This had all the pieces in place - a text by Ben Jonson, one of the best directors of our time in Nicholas Hytner, and Alex Jennings and the sainted Simon Russell Beale (not to mention the excellent Lesley Manville) in the lead roles. So why didn't it quite work?
It certainly wasn't a failure. Jonson is an amusing writer, and the play lends itself well to high farce. Jennings and Russell Beale worked hard and produced some highly amusing moments. Hytner used the Olivier's revolving stage to full advantage (although to have the actors come onstage in vision of the audience to go up an external fire-escape to make an entrance from the upstairs of the Alchemist's house was clumsy).
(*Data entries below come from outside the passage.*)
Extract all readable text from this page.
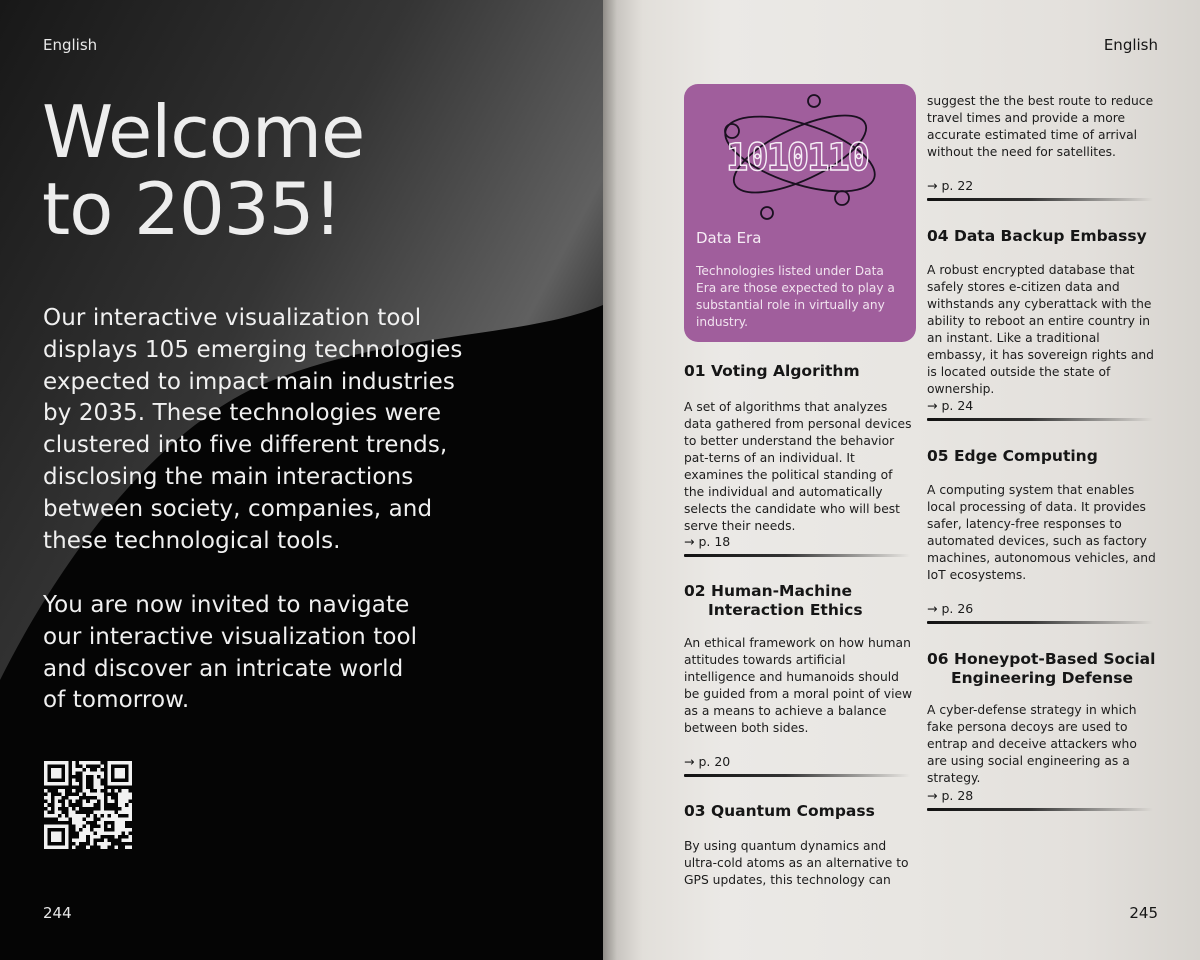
English
Welcome
to 2035!

Our interactive visualization tool
displays 105 emerging technologies
expected to impact main industries
by 2035. These technologies were
clustered into five different trends,
disclosing the main interactions
between society, companies, and
these technological tools.

You are now invited to navigate
our interactive visualization tool
and discover an intricate world
of tomorrow.

244
English
1010110
Data Era
Technologies listed under Data Era are those expected to play a substantial role in virtually any industry.
01 Voting Algorithm
A set of algorithms that analyzes data gathered from personal devices to better understand the behavior pat-terns of an individual. It examines the political standing of the individual and automatically selects the candidate who will best serve their needs.
→ p. 18
02 Human-Machine
Interaction Ethics
An ethical framework on how human attitudes towards artificial intelligence and humanoids should be guided from a moral point of view as a means to achieve a balance between both sides.
→ p. 20
03 Quantum Compass
By using quantum dynamics and ultra-cold atoms as an alternative to GPS updates, this technology can
suggest the the best route to reduce travel times and provide a more accurate estimated time of arrival without the need for satellites.
→ p. 22
04 Data Backup Embassy
A robust encrypted database that safely stores e-citizen data and withstands any cyberattack with the ability to reboot an entire country in an instant. Like a traditional embassy, it has sovereign rights and is located outside the state of ownership.
→ p. 24
05 Edge Computing
A computing system that enables local processing of data. It provides safer, latency-free responses to automated devices, such as factory machines, autonomous vehicles, and IoT ecosystems.
→ p. 26
06 Honeypot-Based Social
Engineering Defense
A cyber-defense strategy in which fake persona decoys are used to entrap and deceive attackers who are using social engineering as a strategy.
→ p. 28
245
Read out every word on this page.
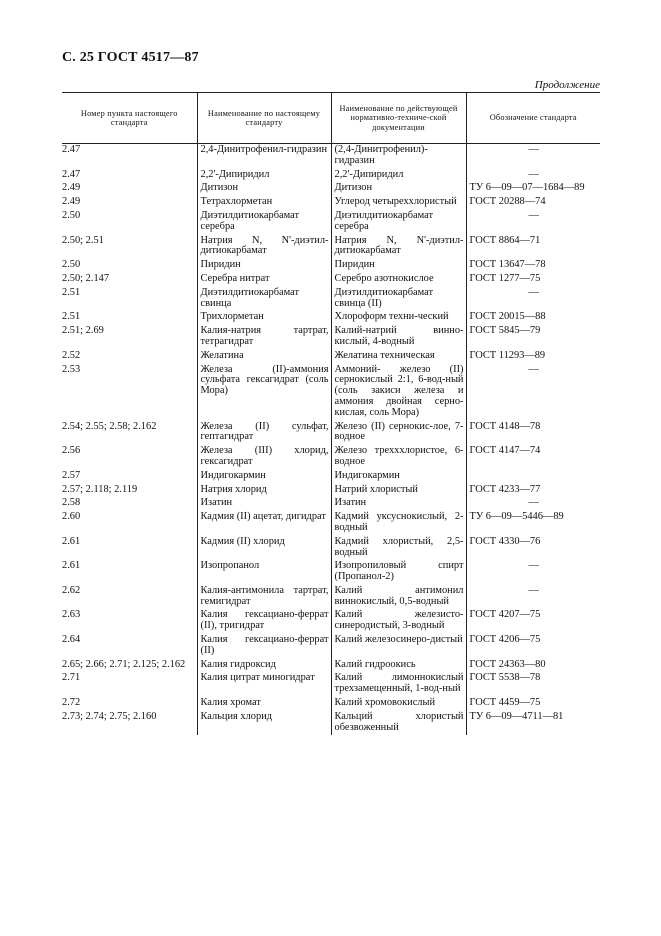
С. 25 ГОСТ 4517—87
Продолжение
Номер пункта настоящего стандарта	Наименование по настоящему стандарту	Наименование по действующей нормативно-техниче-ской документации	Обозначение стандарта
2.47	2,4-Динитрофенил-гидразин	(2,4-Динитрофенил)-гидразин	—
2.47	2,2'-Дипиридил	2,2'-Дипиридил	—
2.49	Дитизон	Дитизон	ТУ 6—09—07—1684—89
2.49	Тетрахлорметан	Углерод четыреххлористый	ГОСТ 20288—74
2.50	Диэтилдитиокарбамат серебра	Диэтилдитиокарбамат серебра	—
2.50; 2.51	Натрия N, N'-диэтил-дитиокарбамат	Натрия N, N'-диэтил-дитиокарбамат	ГОСТ 8864—71
2.50	Пиридин	Пиридин	ГОСТ 13647—78
2.50; 2.147	Серебра нитрат	Серебро азотнокислое	ГОСТ 1277—75
2.51	Диэтилдитиокарбамат свинца	Диэтилдитиокарбамат свинца (II)	—
2.51	Трихлорметан	Хлороформ техни-ческий	ГОСТ 20015—88
2.51; 2.69	Калия-натрия тартрат, тетрагидрат	Калий-натрий винно-кислый, 4-водный	ГОСТ 5845—79
2.52	Желатина	Желатина техническая	ГОСТ 11293—89
2.53	Железа (II)-аммония сульфата гексагидрат (соль Мора)	Аммоний- железо (II) сернокислый 2:1, 6-вод-ный (соль закиси железа и аммония двойная серно-кислая, соль Мора)	—
2.54; 2.55; 2.58; 2.162	Железа (II) сульфат, гептагидрат	Железо (II) сернокис-лое, 7-водное	ГОСТ 4148—78
2.56	Железа (III) хлорид, гексагидрат	Железо трехххлористое, 6-водное	ГОСТ 4147—74
2.57	Индигокармин	Индигокармин	
2.57; 2.118; 2.119	Натрия хлорид	Натрий хлористый	ГОСТ 4233—77
2.58	Изатин	Изатин	—
2.60	Кадмия (II) ацетат, дигидрат	Кадмий уксуснокислый, 2-водный	ТУ 6—09—5446—89
2.61	Кадмия (II) хлорид	Кадмий хлористый, 2,5-водный	ГОСТ 4330—76
2.61	Изопропанол	Изопропиловый спирт (Пропанол-2)	—
2.62	Калия-антимонила тартрат, гемигидрат	Калий антимонил виннокислый, 0,5-водный	—
2.63	Калия гексациано-феррат (II), тригидрат	Калий железисто-синеродистый, 3-водный	ГОСТ 4207—75
2.64	Калия гексациано-феррат (II)	Калий железосинеро-дистый	ГОСТ 4206—75
2.65; 2.66; 2.71; 2.125; 2.162	Калия гидроксид	Калий гидроокись	ГОСТ 24363—80
2.71	Калия цитрат миногидрат	Калий лимоннокислый трехзамещенный, 1-вод-ный	ГОСТ 5538—78
2.72	Калия хромат	Калий хромовокислый	ГОСТ 4459—75
2.73; 2.74; 2.75; 2.160	Кальция хлорид	Кальций хлористый обезвоженный	ТУ 6—09—4711—81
The fault is that of Jonson. His prose is more knotted and convoluted than that of Shakespeare so it is less easy to slip into its rhythms. And the plot is overtly satirical, taking potshots at many 17th Century targets such as London's swindlers, whores, foreigners and puritans. Whilst good knockabout fun, satire doesn't travel well and the play has little profound to say beyond some cheap topical gags - which leaves one who is more used to the richly-leavened Shakespearean fare feeling as if one wants some more.
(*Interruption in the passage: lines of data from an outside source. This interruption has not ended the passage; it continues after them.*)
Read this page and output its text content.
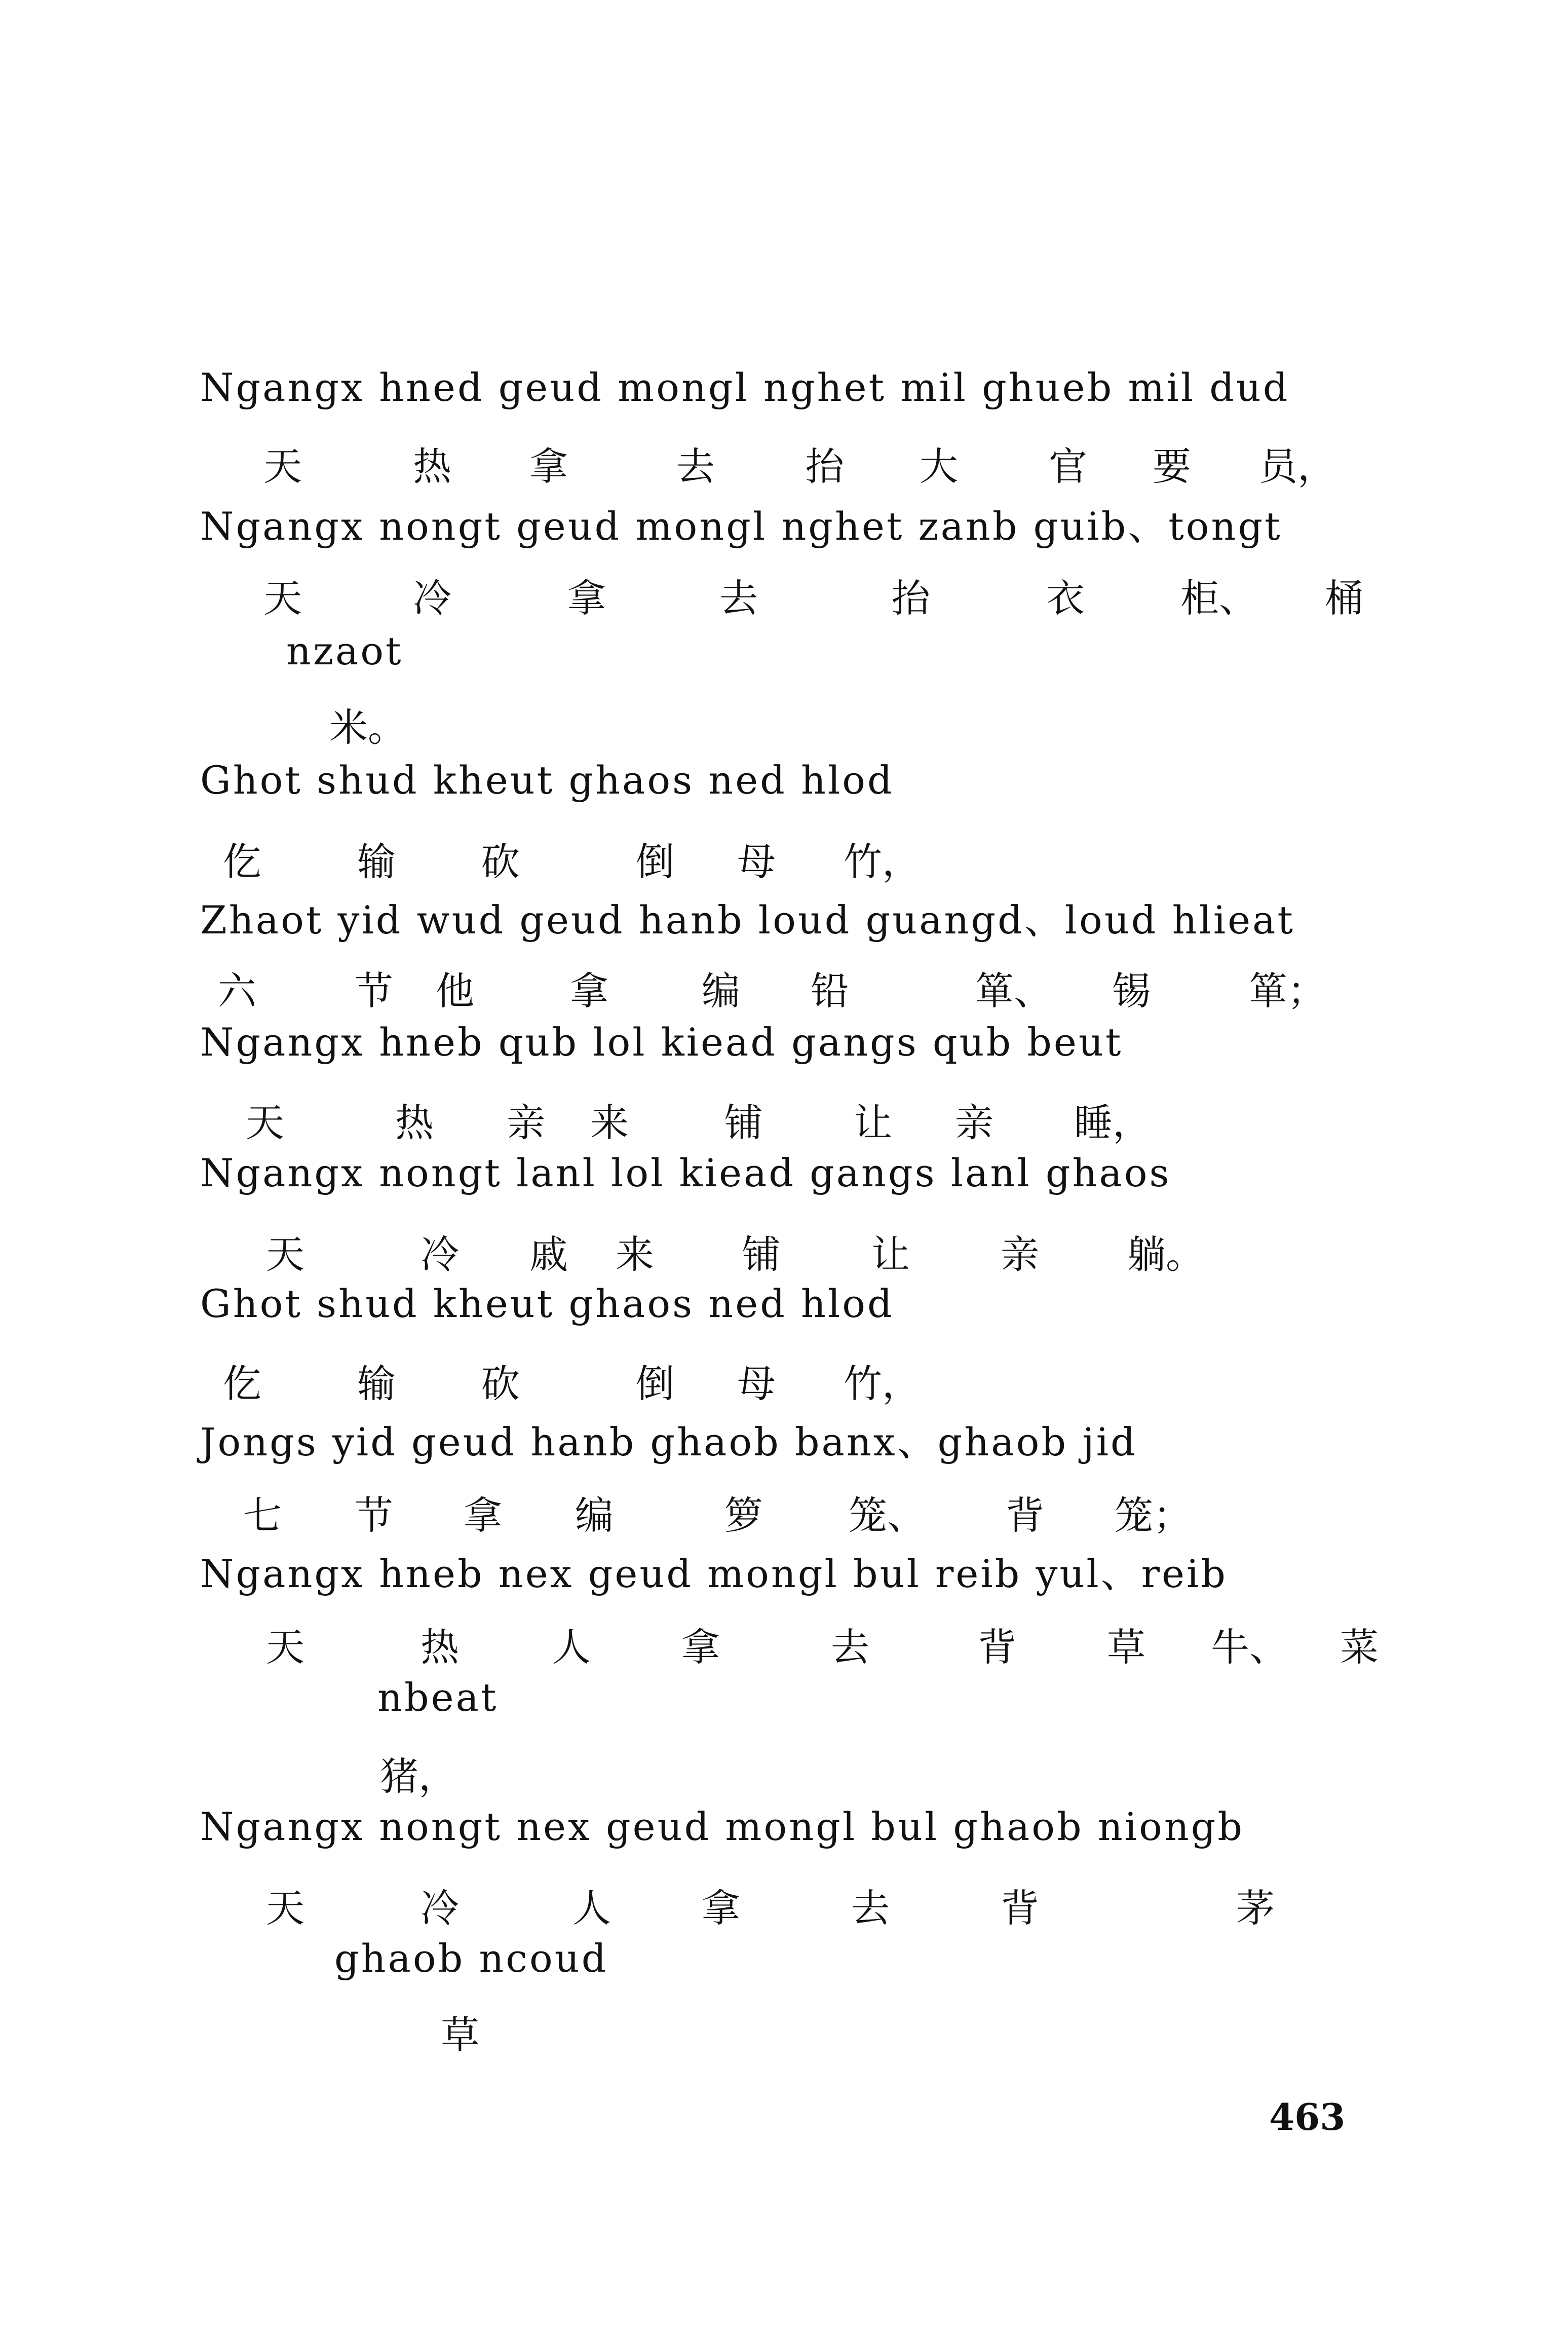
Ngangx hned geud mongl nghet mil ghueb mil dud
Ngangx nongt geud mongl nghet zanb guib、tongt
nzaot
Ghot shud kheut ghaos ned hlod
Zhaot yid wud geud hanb loud guangd、loud hlieat
Ngangx hneb qub lol kiead gangs qub beut
Ngangx nongt lanl lol kiead gangs lanl ghaos
Ghot shud kheut ghaos ned hlod
Jongs yid geud hanb ghaob banx、ghaob jid
Ngangx hneb nex geud mongl bul reib yul、reib
nbeat
Ngangx nongt nex geud mongl bul ghaob niongb
ghaob ncoud
天	热 拿	去 抬 大 官 要 员，
天	冷	拿	去	抬	衣 柜、 桶
米。
仡 输 砍	倒 母 竹，
六	节 他 拿 编 铅	箪、 锡	箪；
天	热 亲 来 铺 让 亲 睡，
天	冷 戚 来 铺 让 亲 躺。
仡 输 砍	倒 母 竹，
七 节 拿 编	箩 笼、 背 笼；
天	热 人 拿	去	背 草 牛、 菜
猪，
天	冷	人 拿	去	背	茅
草
463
You certainly couldn't fault the acting. Alex Jennings is a master of this high camp, and Simon Russell Beale, amongst his many other attributes, shows fine comedy timing. Lesley Manville is also a fine comic actor, and by no means out of place in this august company. But this array of talent onstage merely adds to the disappointment that the whole piece simply never catches fire and leaves the audience with a sense of anticlimax.